The other morning I passed a young woman as I was rushing into the Metro Station, she said 'I haven't seen you in a long time!' I stopped and must have looked confused because she added 'You don't recognise me do you?' Actually I did but could not place her and said so. She was Laura and I last saw her over 10 years ago when she was 18.
At that time I was working for Social Services, Laura she was one of the young people in our care and my job was to chair the regular reviews Social Services are required to have of children they take care of. Laura's father had disappeared long before, then her mother died and Laura had gone to live with an uncle supported by Social Services. Laura was 14 when I first met her and testing her uncle severely. Within a year he had lost all control of her, she had lost all respect for him and was doing exactly as she pleased. All the professionals who knew her were very worried by the risks she was taking with drugs and the older men she was spending most of her time with. Things came to a crisis landing Laura in a Secure Unit for three months for her own protection. Laura hated us all for 'locking her up' but surprisingly it was the best thing that happened to her because she used the time to catch up on school work and to decide she wanted a fresh start.

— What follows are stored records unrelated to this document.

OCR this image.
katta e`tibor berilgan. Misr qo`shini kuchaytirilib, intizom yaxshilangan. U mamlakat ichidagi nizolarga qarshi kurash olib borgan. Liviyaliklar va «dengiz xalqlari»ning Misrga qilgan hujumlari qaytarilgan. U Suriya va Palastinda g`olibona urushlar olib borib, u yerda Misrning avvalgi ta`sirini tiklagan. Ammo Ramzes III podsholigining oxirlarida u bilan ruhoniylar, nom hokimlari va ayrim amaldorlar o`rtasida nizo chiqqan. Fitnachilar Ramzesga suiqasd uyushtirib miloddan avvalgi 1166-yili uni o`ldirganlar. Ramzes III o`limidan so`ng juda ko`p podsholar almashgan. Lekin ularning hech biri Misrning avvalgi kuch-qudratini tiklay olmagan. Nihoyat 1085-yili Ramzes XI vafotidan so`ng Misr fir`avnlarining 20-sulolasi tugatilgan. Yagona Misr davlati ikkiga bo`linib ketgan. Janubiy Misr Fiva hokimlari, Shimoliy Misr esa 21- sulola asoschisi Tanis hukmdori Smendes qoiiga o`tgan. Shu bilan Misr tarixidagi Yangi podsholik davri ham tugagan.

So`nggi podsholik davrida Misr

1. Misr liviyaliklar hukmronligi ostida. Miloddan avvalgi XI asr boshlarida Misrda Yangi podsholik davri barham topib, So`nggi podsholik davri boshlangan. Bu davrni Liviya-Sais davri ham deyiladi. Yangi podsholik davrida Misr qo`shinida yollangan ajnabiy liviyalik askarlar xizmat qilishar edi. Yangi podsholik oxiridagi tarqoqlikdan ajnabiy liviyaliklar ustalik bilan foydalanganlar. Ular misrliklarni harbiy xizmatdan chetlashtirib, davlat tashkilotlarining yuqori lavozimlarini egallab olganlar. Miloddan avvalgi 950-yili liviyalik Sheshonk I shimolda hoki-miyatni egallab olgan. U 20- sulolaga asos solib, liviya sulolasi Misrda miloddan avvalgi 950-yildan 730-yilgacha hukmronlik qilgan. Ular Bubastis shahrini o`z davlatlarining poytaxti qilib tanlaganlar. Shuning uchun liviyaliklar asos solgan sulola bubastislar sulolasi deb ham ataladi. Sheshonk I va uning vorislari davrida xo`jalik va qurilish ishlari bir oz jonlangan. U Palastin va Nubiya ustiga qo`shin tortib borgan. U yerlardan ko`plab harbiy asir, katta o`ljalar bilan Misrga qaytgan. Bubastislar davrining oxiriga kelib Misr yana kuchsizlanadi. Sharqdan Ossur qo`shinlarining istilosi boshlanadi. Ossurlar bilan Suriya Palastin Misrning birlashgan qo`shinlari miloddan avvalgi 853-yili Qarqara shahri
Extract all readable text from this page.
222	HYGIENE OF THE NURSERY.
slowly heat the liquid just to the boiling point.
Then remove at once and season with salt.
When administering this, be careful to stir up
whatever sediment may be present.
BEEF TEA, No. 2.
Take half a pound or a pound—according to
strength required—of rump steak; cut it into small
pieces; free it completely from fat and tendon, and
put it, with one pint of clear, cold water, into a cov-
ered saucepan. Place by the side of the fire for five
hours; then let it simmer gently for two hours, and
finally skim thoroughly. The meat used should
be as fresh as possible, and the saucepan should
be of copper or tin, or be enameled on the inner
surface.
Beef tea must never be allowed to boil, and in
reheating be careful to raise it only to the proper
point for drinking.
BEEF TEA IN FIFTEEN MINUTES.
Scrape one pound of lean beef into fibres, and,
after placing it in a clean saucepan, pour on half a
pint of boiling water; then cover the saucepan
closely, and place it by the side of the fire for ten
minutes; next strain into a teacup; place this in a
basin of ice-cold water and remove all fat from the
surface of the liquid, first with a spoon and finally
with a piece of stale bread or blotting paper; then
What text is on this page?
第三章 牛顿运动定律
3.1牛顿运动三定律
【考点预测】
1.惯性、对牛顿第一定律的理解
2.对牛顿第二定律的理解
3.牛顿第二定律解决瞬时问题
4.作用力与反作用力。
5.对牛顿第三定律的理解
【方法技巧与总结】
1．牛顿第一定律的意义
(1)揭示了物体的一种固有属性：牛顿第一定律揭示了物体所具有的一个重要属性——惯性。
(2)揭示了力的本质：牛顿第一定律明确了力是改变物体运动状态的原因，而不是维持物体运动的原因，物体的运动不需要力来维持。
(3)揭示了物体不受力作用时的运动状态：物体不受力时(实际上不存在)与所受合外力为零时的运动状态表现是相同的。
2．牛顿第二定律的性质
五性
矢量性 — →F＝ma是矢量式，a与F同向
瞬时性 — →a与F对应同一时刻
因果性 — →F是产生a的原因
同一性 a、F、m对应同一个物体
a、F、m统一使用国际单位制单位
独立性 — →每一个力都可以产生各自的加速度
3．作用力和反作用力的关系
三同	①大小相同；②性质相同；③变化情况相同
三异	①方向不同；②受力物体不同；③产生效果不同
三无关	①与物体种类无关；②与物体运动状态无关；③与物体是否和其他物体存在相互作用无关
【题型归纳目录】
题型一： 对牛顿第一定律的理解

I liked Laura, she was a bright girl who had been dealt a very unlucky hand. We found her a room in the house of a supportive family on the other side of the Borough and helped her get a place in college. Things settled down pretty well for her until she fell pregnant. A great many 'professionals' expressed deep concern that Laura would be a poor mother, however she had not been a mother before so we gave her the chance to prove everyone wrong. We helped Laura find a flat for herself and the baby, fitted it out for her and gave her as much encouragement and professional advice as possible. Laura proved to be a devoted and able mother but the cost was loneliness - she had no family to talk too and after the initial attraction wore off her friends left her alone too.
Laura's flat was close to my office and she often came in on the pretext of asking for money. I would see her each time and have a chat, which I suspect was the real reason for her calling in. Then I got another job in a new place and lost contact with Laura. So it was great to see her at the Metro Station, her little boy is 10 now and doing well. As a teenager Laura had been a handful and caused a lot of headaches; had WEYES been nearby it would have been the ideal place for her. Nevertheless I did what I could and it felt really good was to be introduced by her to her friend as 'This is Jeremy, he's a good bloke'.
Thank you Laura, you make it all worthwhile for all of us working with young people.